Music

Morrissey’s ‘Bonfire of Teenagers’ Exposes Pop Treachery

English singer Morrissey performs during the Nobel Peace Prize concert in Oslo, Norway, December 11, 2013. (Tobias Schwarz/Reuters)
In Vegas, an angry ballad scrutinizes England’s 9/11.

Context means everything when you hear Morrissey’s new single “Bonfire of Teenagers,” recently premiered during his Las Vegas residency at Caesar’s Palace. Morrissey introduced the song’s subject as “England’s 9/11,” referring to the May 22, 2017, homicide bombing in his hometown’s Manchester Arena by Islamic terrorist Salman Abedi. It killed 23 people (including Abedi) and injured more than a thousand who were attending an Ariana Grande concert.

The live performance in Vegas gave Morrissey an opportunity to debut the title track of an album as yet unreleased because he was dropped from his BMI record deal and canceled by the music media, which deemed him politically incorrect. Morrissey’s rebellion in “Bonfire of Teenagers” requires explanation, especially since media outlets ignored the song’s passionate critique, calling it insensitive to Manchester’s grieving families.

It is the context of Morrissey’s American exile in Vegas that makes the song’s rebellion significant. After the 2017 bombing, numerous pop musicians convened at various charity concerts to placate the traumatized Mancunians. Morrissey exposes these acts of so-called solace as offensive gestures of pacification. His bitter ballad opposes the political submissiveness that has since led to Covid-era passivity (replacing panic over terrorist bombings).

The media’s misinterpretation starts with the sentimentality conjured by the title’s “teenagers” image. Morrissey turns the idea of adolescent rebellion inside out, noting how a youth-culture event became an occasion for annihilation. Rather than copycatting Tom Wolfe’s Bonfire of the Vanities (the satirical castigation of social decadence now accepted as commonplace), Morrissey points to the culture’s deliberate self-destruction.

The extermination of youth is analogous to massacring society’s future and potential — a fear connected to movements that enforce unproven vaccines or that encourage chemical and surgical castration. The “bonfire” image is horrific enough to counter the notion of innocuous pop-culture pleasure. The lyrics conjure what lies beneath: the acceptance of tribal sacrifice. The song’s setting describes a young girl innocently preparing to attend a concert, “only to be vapourized / Vapourized.”

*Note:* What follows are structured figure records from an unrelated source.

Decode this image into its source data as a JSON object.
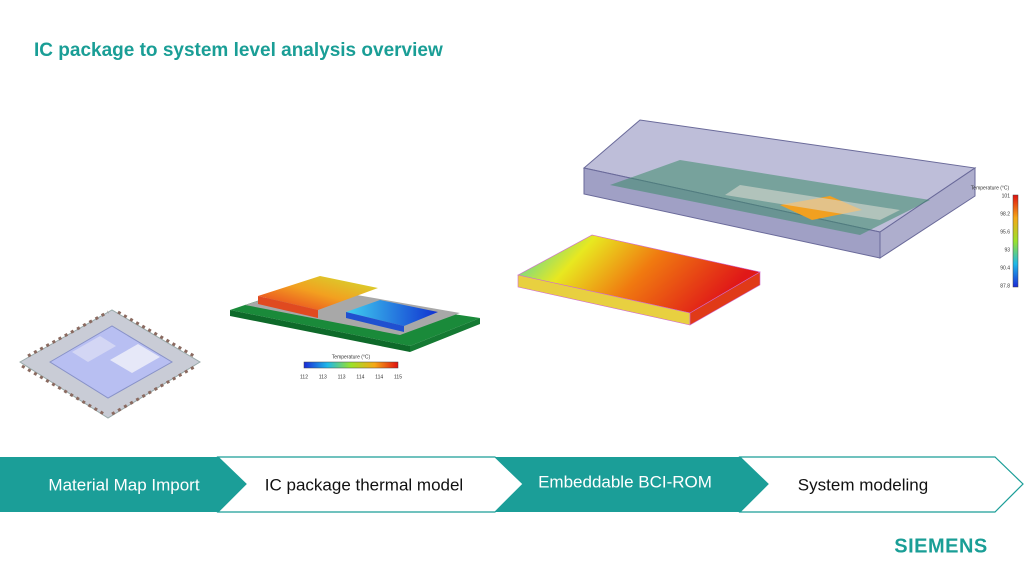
{
  "header": {
    "title": "IC package to system level analysis overview"
  },
  "figures": {
    "package_colorbar": {
      "title": "Temperature (°C)",
      "ticks": [
        "112",
        "113",
        "113",
        "114",
        "114",
        "115"
      ]
    },
    "system_colorbar": {
      "title": "Temperature (°C)",
      "ticks": [
        "101",
        "98.2",
        "95.6",
        "93",
        "90.4",
        "87.8"
      ]
    }
  },
  "process": {
    "steps": [
      "Material Map Import",
      "IC package thermal model",
      "Embeddable BCI-ROM",
      "System modeling"
    ]
  },
  "footer": {
    "logo": "SIEMENS"
  }
}
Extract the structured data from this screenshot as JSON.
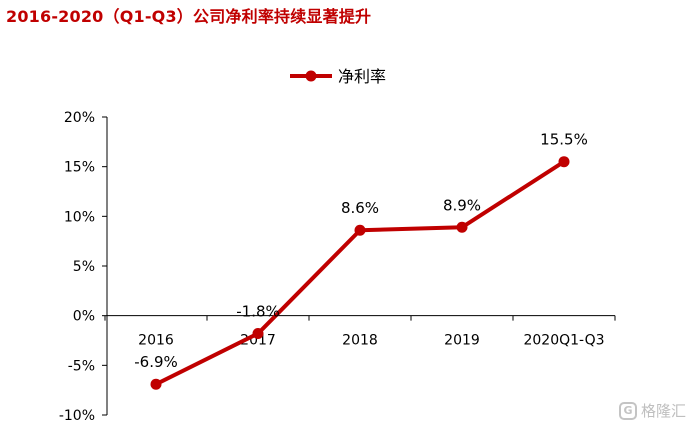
{
  "title": "2016-2020（Q1-Q3）公司净利率持续显著提升",
  "watermark": {
    "text": "格隆汇",
    "icon": "gelonghui-logo-icon"
  },
  "colors": {
    "series": "#c00000",
    "title": "#c00000",
    "axis": "#000000",
    "text": "#000000"
  },
  "chart_data": {
    "type": "line",
    "title": "2016-2020（Q1-Q3）公司净利率持续显著提升",
    "categories": [
      "2016",
      "2017",
      "2018",
      "2019",
      "2020Q1-Q3"
    ],
    "series": [
      {
        "name": "净利率",
        "values": [
          -6.9,
          -1.8,
          8.6,
          8.9,
          15.5
        ],
        "labels": [
          "-6.9%",
          "-1.8%",
          "8.6%",
          "8.9%",
          "15.5%"
        ]
      }
    ],
    "ylim": [
      -10,
      20
    ],
    "yticks": [
      20,
      15,
      10,
      5,
      0,
      -5,
      -10
    ],
    "ytick_labels": [
      "20%",
      "15%",
      "10%",
      "5%",
      "0%",
      "-5%",
      "-10%"
    ],
    "grid": false,
    "legend": "top-center",
    "markers": true
  }
}
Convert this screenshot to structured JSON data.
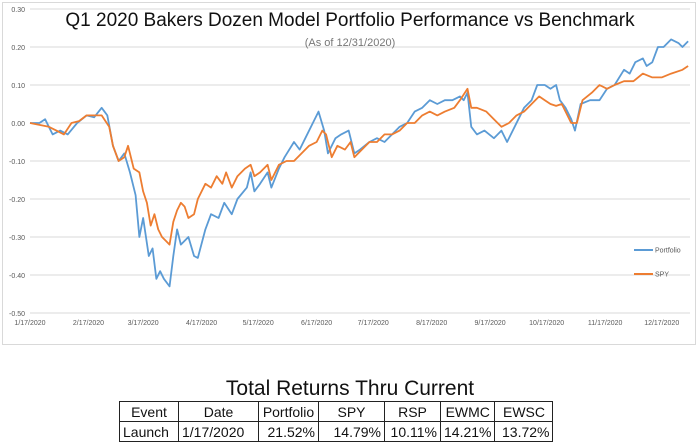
{
  "chart_data": {
    "type": "line",
    "title": "Q1 2020 Bakers Dozen Model Portfolio Performance vs Benchmark",
    "subtitle": "(As of 12/31/2020)",
    "xlabel": "",
    "ylabel": "",
    "x_unit": "days since 1/17/2020",
    "xlim": [
      0,
      350
    ],
    "ylim": [
      -0.5,
      0.3
    ],
    "grid": true,
    "legend_position": "right",
    "yticks": [
      "0.30",
      "0.20",
      "0.10",
      "0.00",
      "-0.10",
      "-0.20",
      "-0.30",
      "-0.40",
      "-0.50"
    ],
    "ytick_values": [
      0.3,
      0.2,
      0.1,
      0,
      -0.1,
      -0.2,
      -0.3,
      -0.4,
      -0.5
    ],
    "xticks": [
      "1/17/2020",
      "2/17/2020",
      "3/17/2020",
      "4/17/2020",
      "5/17/2020",
      "6/17/2020",
      "7/17/2020",
      "8/17/2020",
      "9/17/2020",
      "10/17/2020",
      "11/17/2020",
      "12/17/2020"
    ],
    "xtick_values": [
      0,
      31,
      60,
      91,
      121,
      152,
      182,
      213,
      244,
      274,
      305,
      335
    ],
    "series": [
      {
        "name": "Portfolio",
        "color": "#5b9bd5",
        "points": [
          [
            0,
            0
          ],
          [
            5,
            0
          ],
          [
            8,
            0.01
          ],
          [
            12,
            -0.03
          ],
          [
            16,
            -0.02
          ],
          [
            20,
            -0.03
          ],
          [
            25,
            0
          ],
          [
            30,
            0.02
          ],
          [
            34,
            0.015
          ],
          [
            38,
            0.04
          ],
          [
            41,
            0.02
          ],
          [
            44,
            -0.06
          ],
          [
            47,
            -0.1
          ],
          [
            50,
            -0.08
          ],
          [
            53,
            -0.13
          ],
          [
            56,
            -0.19
          ],
          [
            58,
            -0.3
          ],
          [
            60,
            -0.25
          ],
          [
            63,
            -0.35
          ],
          [
            65,
            -0.33
          ],
          [
            67,
            -0.41
          ],
          [
            69,
            -0.39
          ],
          [
            71,
            -0.41
          ],
          [
            74,
            -0.43
          ],
          [
            76,
            -0.35
          ],
          [
            78,
            -0.28
          ],
          [
            80,
            -0.32
          ],
          [
            84,
            -0.3
          ],
          [
            87,
            -0.35
          ],
          [
            89,
            -0.355
          ],
          [
            93,
            -0.28
          ],
          [
            96,
            -0.24
          ],
          [
            100,
            -0.25
          ],
          [
            103,
            -0.21
          ],
          [
            107,
            -0.24
          ],
          [
            110,
            -0.2
          ],
          [
            115,
            -0.17
          ],
          [
            117,
            -0.13
          ],
          [
            119,
            -0.18
          ],
          [
            122,
            -0.16
          ],
          [
            126,
            -0.13
          ],
          [
            128,
            -0.17
          ],
          [
            132,
            -0.12
          ],
          [
            135,
            -0.09
          ],
          [
            140,
            -0.05
          ],
          [
            143,
            -0.07
          ],
          [
            146,
            -0.04
          ],
          [
            150,
            0
          ],
          [
            153,
            0.03
          ],
          [
            156,
            -0.02
          ],
          [
            158,
            -0.08
          ],
          [
            162,
            -0.04
          ],
          [
            165,
            -0.03
          ],
          [
            169,
            -0.02
          ],
          [
            172,
            -0.08
          ],
          [
            175,
            -0.07
          ],
          [
            180,
            -0.05
          ],
          [
            184,
            -0.04
          ],
          [
            188,
            -0.05
          ],
          [
            192,
            -0.03
          ],
          [
            196,
            -0.01
          ],
          [
            200,
            0
          ],
          [
            204,
            0.03
          ],
          [
            208,
            0.04
          ],
          [
            212,
            0.06
          ],
          [
            216,
            0.05
          ],
          [
            220,
            0.06
          ],
          [
            224,
            0.06
          ],
          [
            228,
            0.07
          ],
          [
            230,
            0.06
          ],
          [
            232,
            0.08
          ],
          [
            234,
            -0.01
          ],
          [
            237,
            -0.03
          ],
          [
            241,
            -0.02
          ],
          [
            246,
            -0.04
          ],
          [
            250,
            -0.02
          ],
          [
            253,
            -0.05
          ],
          [
            257,
            -0.01
          ],
          [
            262,
            0.04
          ],
          [
            266,
            0.06
          ],
          [
            269,
            0.1
          ],
          [
            273,
            0.1
          ],
          [
            276,
            0.09
          ],
          [
            279,
            0.1
          ],
          [
            281,
            0.06
          ],
          [
            284,
            0.04
          ],
          [
            287,
            0.01
          ],
          [
            289,
            -0.02
          ],
          [
            292,
            0.05
          ],
          [
            297,
            0.06
          ],
          [
            302,
            0.06
          ],
          [
            306,
            0.09
          ],
          [
            310,
            0.1
          ],
          [
            315,
            0.14
          ],
          [
            318,
            0.13
          ],
          [
            321,
            0.16
          ],
          [
            325,
            0.17
          ],
          [
            327,
            0.15
          ],
          [
            330,
            0.16
          ],
          [
            333,
            0.2
          ],
          [
            336,
            0.2
          ],
          [
            340,
            0.22
          ],
          [
            344,
            0.21
          ],
          [
            346,
            0.2
          ],
          [
            349,
            0.215
          ]
        ]
      },
      {
        "name": "SPY",
        "color": "#ed7d31",
        "points": [
          [
            0,
            0
          ],
          [
            10,
            -0.01
          ],
          [
            14,
            -0.02
          ],
          [
            18,
            -0.03
          ],
          [
            22,
            0
          ],
          [
            26,
            0.005
          ],
          [
            30,
            0.02
          ],
          [
            38,
            0.02
          ],
          [
            42,
            -0.01
          ],
          [
            44,
            -0.06
          ],
          [
            47,
            -0.1
          ],
          [
            50,
            -0.09
          ],
          [
            52,
            -0.06
          ],
          [
            55,
            -0.12
          ],
          [
            58,
            -0.13
          ],
          [
            60,
            -0.18
          ],
          [
            62,
            -0.21
          ],
          [
            64,
            -0.27
          ],
          [
            66,
            -0.24
          ],
          [
            68,
            -0.28
          ],
          [
            70,
            -0.3
          ],
          [
            72,
            -0.31
          ],
          [
            74,
            -0.32
          ],
          [
            76,
            -0.26
          ],
          [
            78,
            -0.23
          ],
          [
            80,
            -0.21
          ],
          [
            82,
            -0.22
          ],
          [
            84,
            -0.25
          ],
          [
            87,
            -0.24
          ],
          [
            89,
            -0.2
          ],
          [
            93,
            -0.16
          ],
          [
            96,
            -0.17
          ],
          [
            99,
            -0.14
          ],
          [
            102,
            -0.16
          ],
          [
            104,
            -0.13
          ],
          [
            107,
            -0.17
          ],
          [
            110,
            -0.14
          ],
          [
            114,
            -0.12
          ],
          [
            117,
            -0.11
          ],
          [
            119,
            -0.14
          ],
          [
            122,
            -0.13
          ],
          [
            126,
            -0.11
          ],
          [
            128,
            -0.15
          ],
          [
            132,
            -0.11
          ],
          [
            136,
            -0.1
          ],
          [
            140,
            -0.1
          ],
          [
            144,
            -0.08
          ],
          [
            148,
            -0.06
          ],
          [
            152,
            -0.05
          ],
          [
            155,
            -0.02
          ],
          [
            157,
            -0.03
          ],
          [
            160,
            -0.09
          ],
          [
            163,
            -0.06
          ],
          [
            167,
            -0.07
          ],
          [
            170,
            -0.05
          ],
          [
            172,
            -0.09
          ],
          [
            176,
            -0.07
          ],
          [
            180,
            -0.05
          ],
          [
            184,
            -0.05
          ],
          [
            188,
            -0.03
          ],
          [
            192,
            -0.03
          ],
          [
            196,
            -0.02
          ],
          [
            200,
            0
          ],
          [
            204,
            0
          ],
          [
            208,
            0.02
          ],
          [
            212,
            0.03
          ],
          [
            216,
            0.02
          ],
          [
            220,
            0.03
          ],
          [
            225,
            0.04
          ],
          [
            228,
            0.06
          ],
          [
            232,
            0.09
          ],
          [
            234,
            0.04
          ],
          [
            237,
            0.04
          ],
          [
            242,
            0.03
          ],
          [
            246,
            0.01
          ],
          [
            250,
            -0.01
          ],
          [
            254,
            0
          ],
          [
            258,
            0.02
          ],
          [
            262,
            0.03
          ],
          [
            266,
            0.05
          ],
          [
            270,
            0.07
          ],
          [
            273,
            0.06
          ],
          [
            276,
            0.05
          ],
          [
            279,
            0.045
          ],
          [
            282,
            0.05
          ],
          [
            285,
            0.02
          ],
          [
            287,
            0
          ],
          [
            290,
            0
          ],
          [
            293,
            0.06
          ],
          [
            298,
            0.08
          ],
          [
            302,
            0.1
          ],
          [
            306,
            0.09
          ],
          [
            310,
            0.1
          ],
          [
            315,
            0.11
          ],
          [
            320,
            0.11
          ],
          [
            325,
            0.13
          ],
          [
            330,
            0.12
          ],
          [
            335,
            0.12
          ],
          [
            340,
            0.13
          ],
          [
            346,
            0.14
          ],
          [
            349,
            0.15
          ]
        ]
      }
    ]
  },
  "table": {
    "title": "Total Returns Thru Current",
    "headers": [
      "Event",
      "Date",
      "Portfolio",
      "SPY",
      "RSP",
      "EWMC",
      "EWSC"
    ],
    "rows": [
      [
        "Launch",
        "1/17/2020",
        "21.52%",
        "14.79%",
        "10.11%",
        "14.21%",
        "13.72%"
      ]
    ]
  }
}
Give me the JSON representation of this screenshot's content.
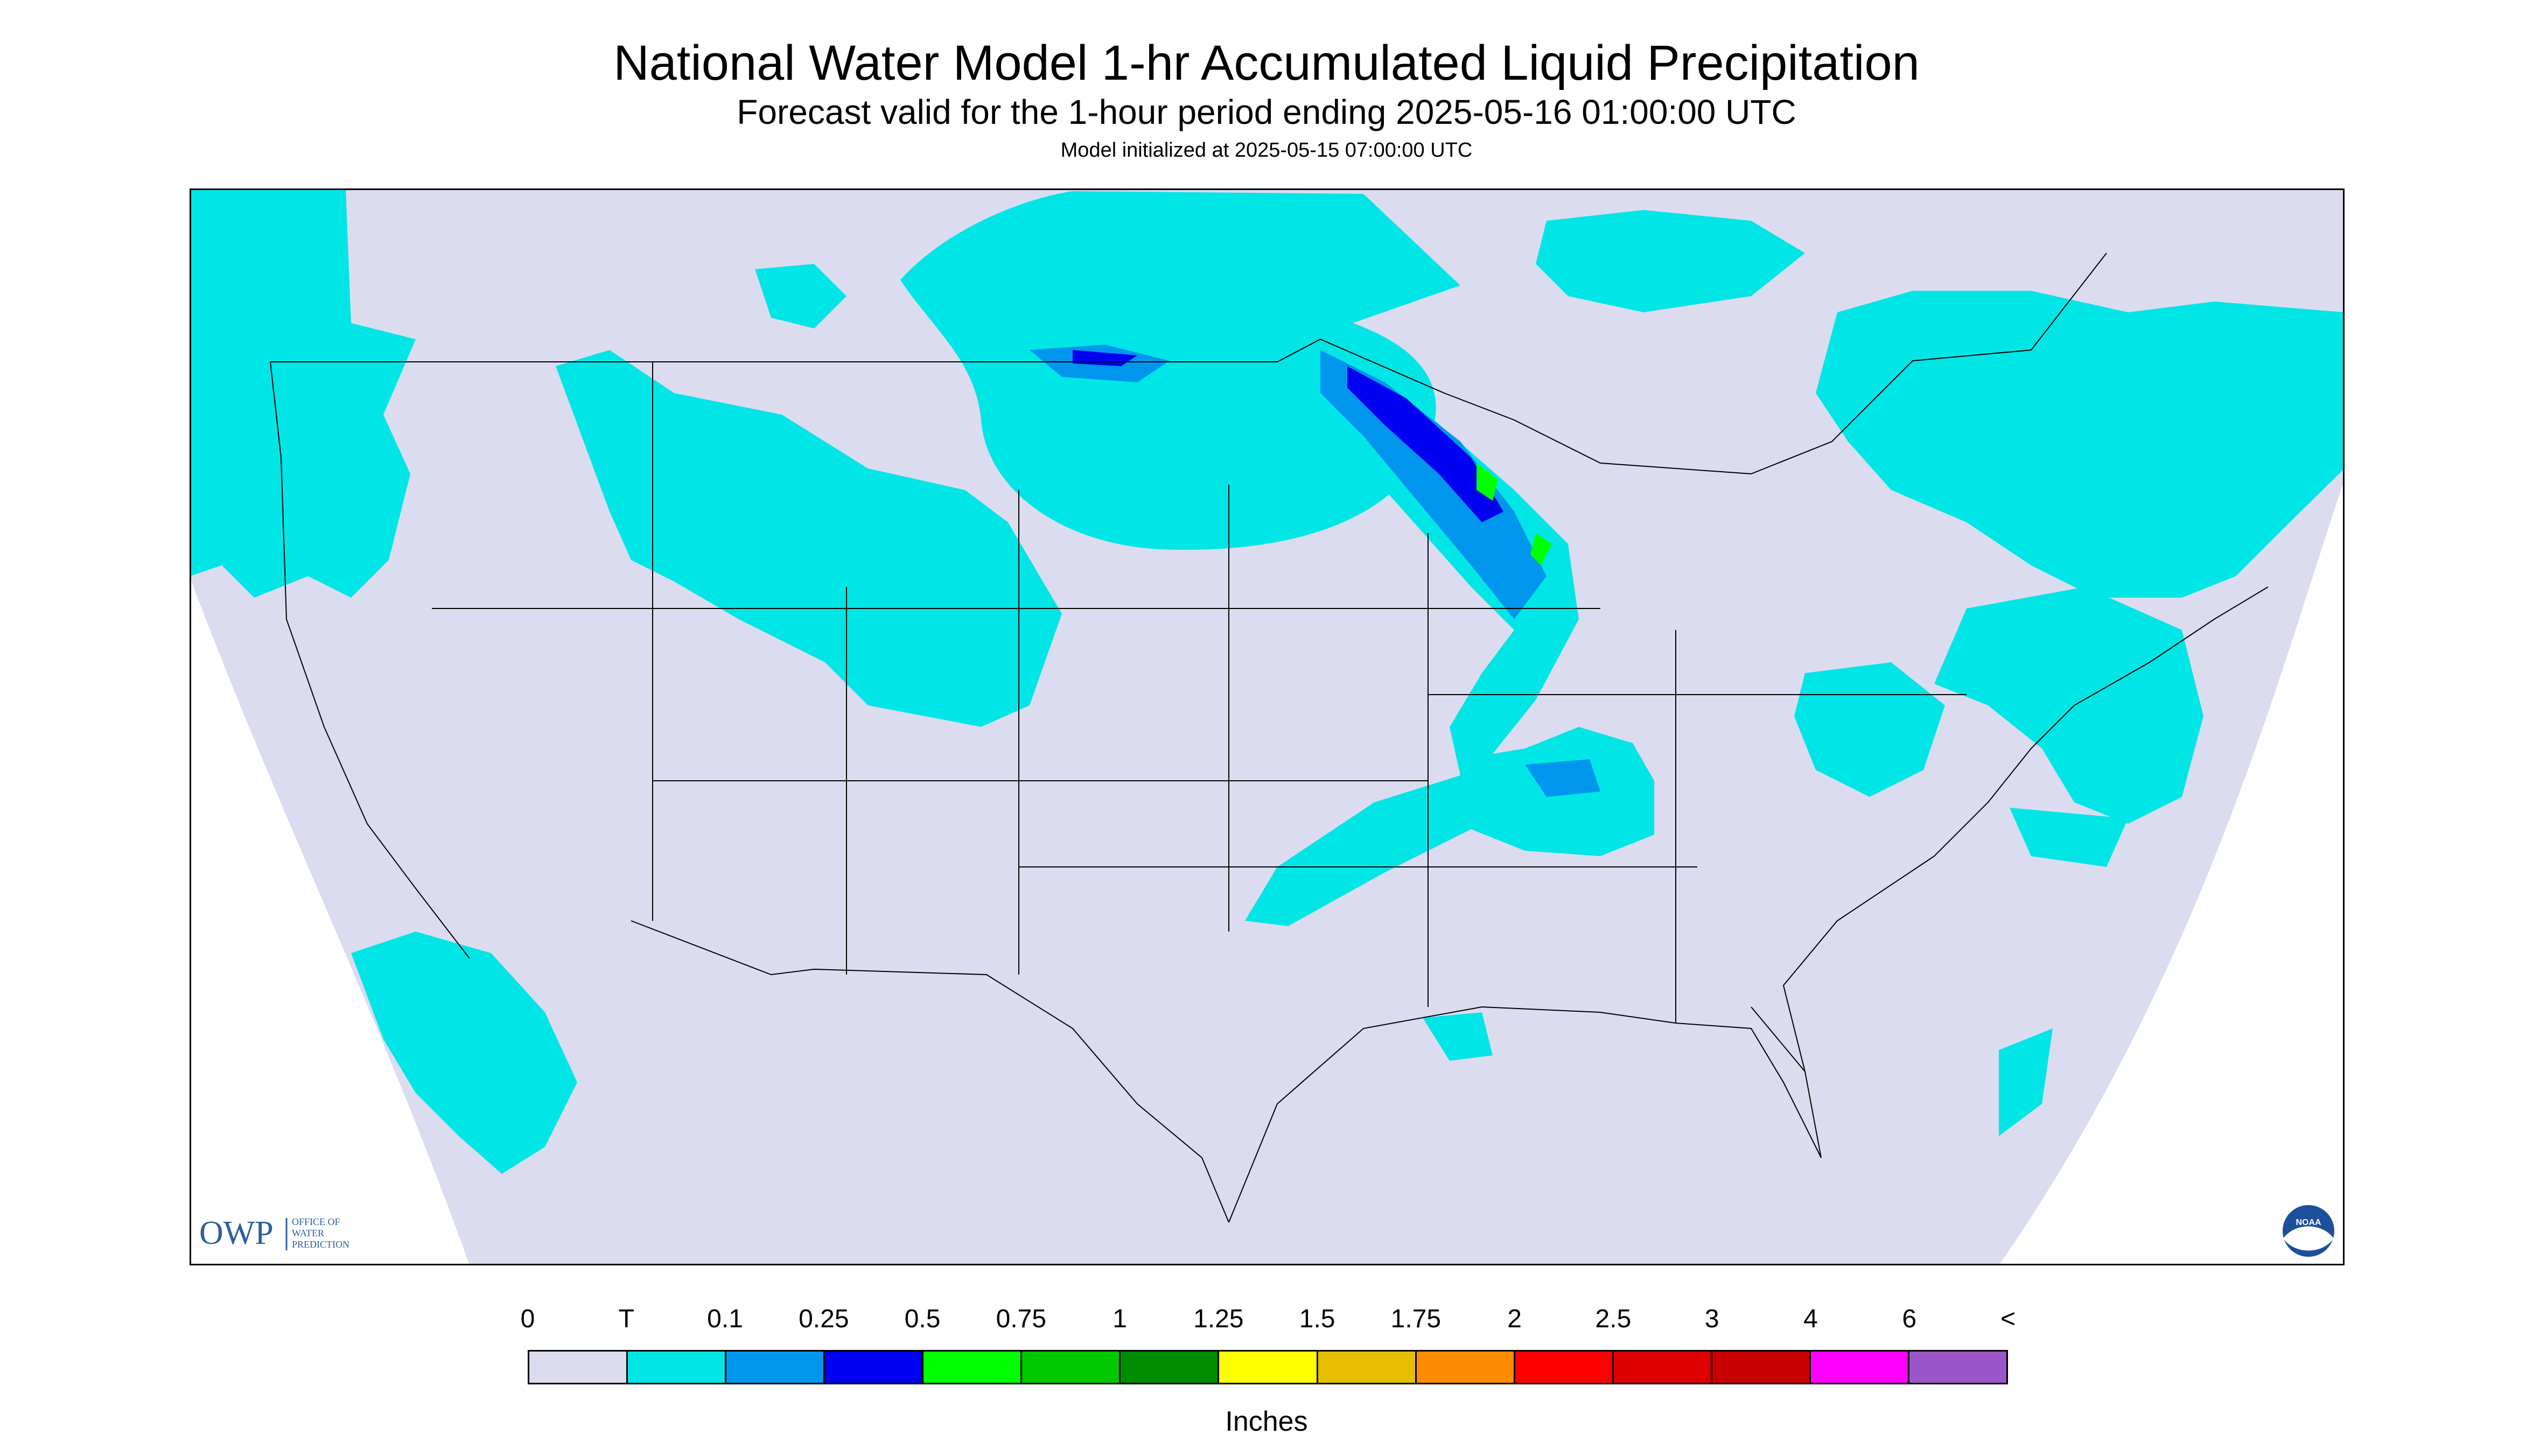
{
  "header": {
    "title": "National Water Model 1-hr Accumulated Liquid Precipitation",
    "subtitle": "Forecast valid for the 1-hour period ending 2025-05-16 01:00:00 UTC",
    "init_line": "Model initialized at 2025-05-15 07:00:00 UTC"
  },
  "logos": {
    "owp_text": "OWP",
    "owp_line1": "OFFICE OF",
    "owp_line2": "WATER",
    "owp_line3": "PREDICTION",
    "noaa_text": "NOAA"
  },
  "legend": {
    "labels": [
      "0",
      "T",
      "0.1",
      "0.25",
      "0.5",
      "0.75",
      "1",
      "1.25",
      "1.5",
      "1.75",
      "2",
      "2.5",
      "3",
      "4",
      "6",
      "<"
    ],
    "colors": [
      "#dcdcf0",
      "#00e6e6",
      "#0096ee",
      "#0000f0",
      "#00ff00",
      "#00c800",
      "#008c00",
      "#ffff00",
      "#e6be00",
      "#ff8c00",
      "#ff0000",
      "#dc0000",
      "#c80000",
      "#ff00ff",
      "#9a55c8"
    ],
    "units": "Inches"
  },
  "colors": {
    "map_background": "#dcdcf0",
    "trace": "#00e6e6",
    "light_blue": "#0096ee",
    "blue": "#0000f0",
    "green": "#00ff00",
    "border_lines": "#000000"
  }
}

Not since his powerfully ironic “The National Front Disco” (1992) has Morrissey posed such an unsettling confrontation with dangerous cultural appropriation. In the refrain, he explicitly takes on the modern fad of mind-hive conformity by quoting a 1995 Oasis song:

And the silly people sing “Don’t Look Back in Anger,”
And the morons sing and sway “Don’t Look Back in Anger.”

He dares refer to those do-gooder fundraisers where Coldplay, Metallica, and Ariana Grande herself performed the Oasis hit in the aftermath of the Arena bombing, as if the song was an anthem of solidarity and healing. Morrissey ripostes, “I can assure you I will look back in anger till the day I die.”

Against feckless public response to tragedy, Morrissey pinpoints the thoughtless way pop culture can be misused to anesthetize the populace. This is as challenging as “The National Front Disco” except that the new tune elegizes youth culture’s demise. Its solemnity brings back that woeful moment when Rolling Stone’s inexcusable August 1, 2013, cover glamorized Boston Marathon bomber Dzhokhar Tsarnaev, a precursor to the British press’s absolving of Salman Abedi. Morrissey’s chorus of “Go easy on the killer” seethes with righteous anger.

Anger was never an aspect of Morrissey’s creativity (recall his brilliantly pithy “Rejection is one thing / But rejection from a fool is cruel”), but “Bonfire of Teenagers” proposes anger — reasserts it in Oasis’s face — as the artist’s means of achieving the proper moral affect. It’s a rare quality at a time when our culture has lost the capacity to recognize either sensationalism or propaganda. Morrissey’s song connects them as two forms of agitprop, finding both in the self-righteousness and self-pity of an already brainwashed sing-along.

Enduring the exile of cancellation (in Vegas, singing against a backdrop collage of the French vocalist Sacha Distel) pushes Morrissey to reject cultural habit, just as Van Morrison does in his wonderfully inciting anti-lockdown songs — that’s true pop rebellion. The Who’s old-time rebellion in “Won’t Be Fooled Again” fits the retrograde nostalgia of Top Gun: Maverick, but Morrissey realizes that today’s culture is self-immolating through lies and the West’s cultural appeasement. “Bonfire of Teenagers” defies the conformity that’s well under way. Such is the treachery of pop-industry sanctimony. When some brave, enterprising record label finally releases the Bonfire of Teenagers album, the TikTok generation should heed its warning.